El antivirus puede detectar otras amenazas relacionadas, como el exploit que se usa para instalar el malware, o la conexión remota con el servidor. Pero una vez instalado en el sistema, ya poco podemos hacer. Es un programa tan sencillo, pequeño y ligero que es prácticamente indetectable. Y, sin sospechar de él, todo lo que escribamos será leído por una segunda persona: el pirata.

Windows Defender no nos protege; ¿qué hacemos?

Entonces, si los antivirus no nos pueden proteger de estas amenazas, ¿qué podemos hacer? Lo primero, como siempre, es usar el sentido común. Debemos tener mucho cuidado con los archivos que bajamos de Internet, con lo que nos llega a través del correo y con todo lo que ejecutamos en el PC. Si no estamos 100% seguros de que se trata de software fiable, es mejor evitar instalarlo. Así no correremos riesgos innecesarios.
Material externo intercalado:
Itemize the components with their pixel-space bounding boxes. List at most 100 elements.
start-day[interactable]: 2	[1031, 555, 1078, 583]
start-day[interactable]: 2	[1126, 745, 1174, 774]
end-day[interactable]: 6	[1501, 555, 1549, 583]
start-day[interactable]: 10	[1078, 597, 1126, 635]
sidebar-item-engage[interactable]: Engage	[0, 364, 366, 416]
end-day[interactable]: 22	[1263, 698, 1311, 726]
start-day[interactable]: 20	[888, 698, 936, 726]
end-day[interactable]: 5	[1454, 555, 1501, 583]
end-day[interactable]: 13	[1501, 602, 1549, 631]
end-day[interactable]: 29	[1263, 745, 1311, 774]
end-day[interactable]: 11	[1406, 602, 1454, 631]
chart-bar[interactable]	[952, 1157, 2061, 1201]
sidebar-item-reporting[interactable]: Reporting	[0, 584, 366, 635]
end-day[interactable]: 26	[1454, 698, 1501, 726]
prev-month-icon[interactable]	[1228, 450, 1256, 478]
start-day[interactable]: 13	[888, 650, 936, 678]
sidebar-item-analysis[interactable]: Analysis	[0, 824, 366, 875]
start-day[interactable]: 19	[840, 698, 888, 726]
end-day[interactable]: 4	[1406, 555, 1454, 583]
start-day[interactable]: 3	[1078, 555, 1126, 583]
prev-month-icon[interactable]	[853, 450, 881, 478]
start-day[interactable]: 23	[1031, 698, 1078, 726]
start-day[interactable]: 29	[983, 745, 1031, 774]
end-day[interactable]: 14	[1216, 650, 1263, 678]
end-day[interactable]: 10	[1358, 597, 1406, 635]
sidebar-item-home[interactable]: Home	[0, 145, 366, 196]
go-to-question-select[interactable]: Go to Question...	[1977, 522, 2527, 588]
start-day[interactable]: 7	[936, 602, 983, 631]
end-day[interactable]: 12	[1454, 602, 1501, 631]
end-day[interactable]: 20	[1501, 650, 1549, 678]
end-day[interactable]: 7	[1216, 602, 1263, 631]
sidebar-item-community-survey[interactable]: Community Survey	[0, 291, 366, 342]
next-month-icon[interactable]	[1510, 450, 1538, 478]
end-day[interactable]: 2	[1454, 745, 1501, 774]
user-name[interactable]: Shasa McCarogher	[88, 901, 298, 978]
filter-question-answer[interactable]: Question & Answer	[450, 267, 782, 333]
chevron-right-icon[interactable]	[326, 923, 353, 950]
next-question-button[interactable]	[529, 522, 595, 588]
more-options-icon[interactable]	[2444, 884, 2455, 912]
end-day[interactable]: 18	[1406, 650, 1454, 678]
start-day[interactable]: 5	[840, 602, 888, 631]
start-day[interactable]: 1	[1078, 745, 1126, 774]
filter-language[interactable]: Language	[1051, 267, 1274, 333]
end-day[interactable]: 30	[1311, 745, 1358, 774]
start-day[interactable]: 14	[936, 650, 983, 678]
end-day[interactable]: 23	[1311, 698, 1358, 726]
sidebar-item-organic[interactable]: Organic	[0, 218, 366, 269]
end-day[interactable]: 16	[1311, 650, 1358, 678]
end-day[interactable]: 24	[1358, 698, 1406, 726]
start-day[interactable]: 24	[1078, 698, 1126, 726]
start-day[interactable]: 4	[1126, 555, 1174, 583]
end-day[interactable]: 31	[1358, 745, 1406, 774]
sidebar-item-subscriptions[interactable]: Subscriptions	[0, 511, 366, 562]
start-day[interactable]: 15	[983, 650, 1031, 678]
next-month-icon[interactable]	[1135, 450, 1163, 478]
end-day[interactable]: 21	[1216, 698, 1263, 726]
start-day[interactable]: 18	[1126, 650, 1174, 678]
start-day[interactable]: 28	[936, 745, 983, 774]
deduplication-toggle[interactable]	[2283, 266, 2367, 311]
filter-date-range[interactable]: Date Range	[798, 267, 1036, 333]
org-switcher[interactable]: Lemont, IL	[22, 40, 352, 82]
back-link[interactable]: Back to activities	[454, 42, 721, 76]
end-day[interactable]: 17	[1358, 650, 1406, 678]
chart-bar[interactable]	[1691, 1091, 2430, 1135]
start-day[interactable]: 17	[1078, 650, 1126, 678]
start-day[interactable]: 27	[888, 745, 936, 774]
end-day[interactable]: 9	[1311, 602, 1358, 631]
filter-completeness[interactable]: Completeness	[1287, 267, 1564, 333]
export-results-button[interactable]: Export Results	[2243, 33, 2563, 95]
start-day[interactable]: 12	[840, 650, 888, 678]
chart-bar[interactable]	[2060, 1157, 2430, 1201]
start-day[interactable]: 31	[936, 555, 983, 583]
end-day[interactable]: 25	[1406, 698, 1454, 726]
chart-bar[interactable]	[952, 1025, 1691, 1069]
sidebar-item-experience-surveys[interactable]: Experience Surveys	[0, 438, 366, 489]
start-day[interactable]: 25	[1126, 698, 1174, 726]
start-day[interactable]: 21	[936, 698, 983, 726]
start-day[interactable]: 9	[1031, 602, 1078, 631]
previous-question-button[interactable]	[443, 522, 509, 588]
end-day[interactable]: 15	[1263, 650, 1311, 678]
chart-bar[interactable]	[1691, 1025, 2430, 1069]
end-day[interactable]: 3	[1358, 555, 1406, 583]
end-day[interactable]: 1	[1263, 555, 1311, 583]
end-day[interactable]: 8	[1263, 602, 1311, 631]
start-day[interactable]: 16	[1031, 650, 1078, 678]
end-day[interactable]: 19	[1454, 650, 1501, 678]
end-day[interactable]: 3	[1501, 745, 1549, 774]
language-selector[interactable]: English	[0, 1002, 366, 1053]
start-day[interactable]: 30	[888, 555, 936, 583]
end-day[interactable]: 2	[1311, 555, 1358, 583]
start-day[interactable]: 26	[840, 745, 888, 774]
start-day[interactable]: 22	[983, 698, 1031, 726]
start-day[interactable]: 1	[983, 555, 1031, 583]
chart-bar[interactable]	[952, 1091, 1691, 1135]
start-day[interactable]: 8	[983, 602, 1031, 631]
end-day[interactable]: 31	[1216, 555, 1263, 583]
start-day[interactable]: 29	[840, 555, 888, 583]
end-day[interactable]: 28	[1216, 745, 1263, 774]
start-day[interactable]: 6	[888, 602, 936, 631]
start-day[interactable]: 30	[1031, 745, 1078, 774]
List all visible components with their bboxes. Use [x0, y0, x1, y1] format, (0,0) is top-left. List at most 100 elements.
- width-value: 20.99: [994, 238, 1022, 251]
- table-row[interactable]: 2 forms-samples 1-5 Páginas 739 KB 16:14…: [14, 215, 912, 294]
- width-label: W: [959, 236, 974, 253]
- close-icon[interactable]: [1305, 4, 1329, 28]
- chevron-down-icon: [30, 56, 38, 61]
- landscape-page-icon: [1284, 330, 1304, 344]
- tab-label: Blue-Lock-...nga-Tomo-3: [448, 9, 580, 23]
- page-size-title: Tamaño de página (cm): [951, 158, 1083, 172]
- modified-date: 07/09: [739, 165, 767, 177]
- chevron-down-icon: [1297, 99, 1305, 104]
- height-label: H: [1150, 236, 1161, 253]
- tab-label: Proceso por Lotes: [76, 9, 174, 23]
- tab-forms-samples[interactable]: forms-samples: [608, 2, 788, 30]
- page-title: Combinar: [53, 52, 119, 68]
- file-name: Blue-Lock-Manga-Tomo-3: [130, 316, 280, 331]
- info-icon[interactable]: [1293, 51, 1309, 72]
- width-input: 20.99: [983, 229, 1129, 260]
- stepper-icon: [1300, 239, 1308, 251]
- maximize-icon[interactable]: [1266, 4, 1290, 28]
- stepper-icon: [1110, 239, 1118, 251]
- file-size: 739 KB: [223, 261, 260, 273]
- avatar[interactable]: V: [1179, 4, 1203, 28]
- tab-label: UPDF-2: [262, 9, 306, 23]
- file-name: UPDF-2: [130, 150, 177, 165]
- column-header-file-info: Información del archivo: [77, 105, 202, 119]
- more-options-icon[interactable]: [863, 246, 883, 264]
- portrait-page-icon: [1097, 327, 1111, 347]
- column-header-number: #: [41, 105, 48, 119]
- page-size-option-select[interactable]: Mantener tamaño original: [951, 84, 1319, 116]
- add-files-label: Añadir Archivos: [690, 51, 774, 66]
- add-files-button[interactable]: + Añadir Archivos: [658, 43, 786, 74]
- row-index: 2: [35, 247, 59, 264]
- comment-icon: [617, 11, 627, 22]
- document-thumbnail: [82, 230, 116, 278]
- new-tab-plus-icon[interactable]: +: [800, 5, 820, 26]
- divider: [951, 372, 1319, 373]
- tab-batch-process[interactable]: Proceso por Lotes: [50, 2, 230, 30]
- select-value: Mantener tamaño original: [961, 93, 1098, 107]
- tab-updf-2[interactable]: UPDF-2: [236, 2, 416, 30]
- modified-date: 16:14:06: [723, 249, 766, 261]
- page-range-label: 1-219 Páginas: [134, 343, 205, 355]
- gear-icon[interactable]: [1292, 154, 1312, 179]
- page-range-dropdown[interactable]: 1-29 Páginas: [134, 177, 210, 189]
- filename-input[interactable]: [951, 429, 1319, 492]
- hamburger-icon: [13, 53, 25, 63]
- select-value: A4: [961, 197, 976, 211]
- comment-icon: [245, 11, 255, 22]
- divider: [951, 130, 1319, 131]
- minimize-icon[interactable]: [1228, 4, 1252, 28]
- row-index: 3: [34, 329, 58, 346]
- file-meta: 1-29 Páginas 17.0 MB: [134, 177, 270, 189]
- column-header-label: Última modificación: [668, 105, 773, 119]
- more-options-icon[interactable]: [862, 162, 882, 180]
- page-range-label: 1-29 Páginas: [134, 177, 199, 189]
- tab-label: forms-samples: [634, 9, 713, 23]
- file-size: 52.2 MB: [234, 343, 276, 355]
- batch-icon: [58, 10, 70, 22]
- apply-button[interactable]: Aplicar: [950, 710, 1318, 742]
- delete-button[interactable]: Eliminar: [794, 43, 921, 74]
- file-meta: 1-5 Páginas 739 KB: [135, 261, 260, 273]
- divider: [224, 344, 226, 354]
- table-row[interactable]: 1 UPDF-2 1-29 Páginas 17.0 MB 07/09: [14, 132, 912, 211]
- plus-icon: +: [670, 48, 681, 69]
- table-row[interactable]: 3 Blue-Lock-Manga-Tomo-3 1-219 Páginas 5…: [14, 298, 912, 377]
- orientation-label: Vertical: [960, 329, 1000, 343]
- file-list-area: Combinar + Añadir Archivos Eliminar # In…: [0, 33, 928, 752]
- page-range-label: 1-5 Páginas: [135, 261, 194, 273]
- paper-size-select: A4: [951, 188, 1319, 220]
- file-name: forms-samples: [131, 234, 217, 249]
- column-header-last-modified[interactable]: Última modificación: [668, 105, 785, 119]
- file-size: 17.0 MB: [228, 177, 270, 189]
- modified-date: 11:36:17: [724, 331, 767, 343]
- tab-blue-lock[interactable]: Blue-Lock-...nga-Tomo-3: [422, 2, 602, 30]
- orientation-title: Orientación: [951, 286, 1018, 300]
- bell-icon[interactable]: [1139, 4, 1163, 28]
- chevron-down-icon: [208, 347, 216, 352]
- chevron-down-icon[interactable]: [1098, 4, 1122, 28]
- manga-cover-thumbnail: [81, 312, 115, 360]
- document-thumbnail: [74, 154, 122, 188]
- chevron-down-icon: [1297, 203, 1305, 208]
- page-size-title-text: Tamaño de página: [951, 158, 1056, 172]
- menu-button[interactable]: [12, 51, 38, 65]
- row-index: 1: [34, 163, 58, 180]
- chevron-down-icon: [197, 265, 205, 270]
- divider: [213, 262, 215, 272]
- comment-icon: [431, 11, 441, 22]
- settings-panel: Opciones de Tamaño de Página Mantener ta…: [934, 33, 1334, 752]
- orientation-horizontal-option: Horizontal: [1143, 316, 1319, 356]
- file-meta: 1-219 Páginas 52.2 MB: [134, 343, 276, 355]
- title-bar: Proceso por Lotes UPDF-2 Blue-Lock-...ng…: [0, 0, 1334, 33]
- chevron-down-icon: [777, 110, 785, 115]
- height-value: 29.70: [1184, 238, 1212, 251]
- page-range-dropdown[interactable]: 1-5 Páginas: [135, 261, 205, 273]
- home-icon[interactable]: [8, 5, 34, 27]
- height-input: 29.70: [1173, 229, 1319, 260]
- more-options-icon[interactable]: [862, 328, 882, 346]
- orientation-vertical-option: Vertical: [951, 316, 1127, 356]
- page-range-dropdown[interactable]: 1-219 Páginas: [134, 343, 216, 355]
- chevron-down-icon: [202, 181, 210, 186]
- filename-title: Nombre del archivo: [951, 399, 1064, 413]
Pero ¿qué pasa si finalmente terminamos infectados por este tipo de malware? Nada evitará que el keylogger envíe lo que escribimos al pirata informático. Incluso si estamos sin conexión, el log se generará igual y se enviará cuando nos conectemos. Pero sí podemos mitigar el impacto que puede tener esto sobre nuestro PC.

Por ejemplo, una de las formas de evitar que se hagan con nuestras contraseñas es guardarlas en un gestor de contraseñas. Estos programas cifran y guardan todas nuestras claves de forma segura en el PC, y las cargan automáticamente en los navegadores cuando las necesitamos. Al no escribirlas, y tampoco copiarlas al portapapeles, el keylogger no conseguirá hacerse con ellas. Y, aunque puedan robar más información sobre lo que escribimos en el PC, nuestras claves estarán seguras.

Hay algunos gestores de contraseñas que solo permiten guardar claves en ellos. Pero los más avanzados pueden ir más allá, y nos permiten guardar todo tipo de información adicional, como datos personales y bancarios. Algunas de las características que debemos buscar a la hora de elegir un gestor de contraseñas son:

  • Cifrado de los datos. La base de datos debe estar segura y protegida, evitando posibles robos o accesos externos.
  • Multiplataforma. Nuestras claves deben estar disponibles en cualquier momento y desde cualquier dispositivo.
  • Soporte para más información. Hay más datos personales que se deben guardar de forma segura además de las contraseñas. Direcciones, datos personales y bancarios, notas privadas, etc. Cuanto más, mejor.
  • Protección. No basta con proteger nuestra base de datos de contraseñas con una clave maestra. Es necesario tener una protección adicional, como un sistema de doble autenticación.
  • Alertas y recomendaciones de contraseñas únicas y seguras. Cuanto más complejas sean las contraseñas, mejor. Y si estas son únicas, mucho mejor aún.

De esta manera no tendremos que escribirlos una y otra vez cuando vamos a hacer una compra o a entrar en nuestro banco. Y, así, nuestra información estará siempre lejos del control del pirata y su keylogger.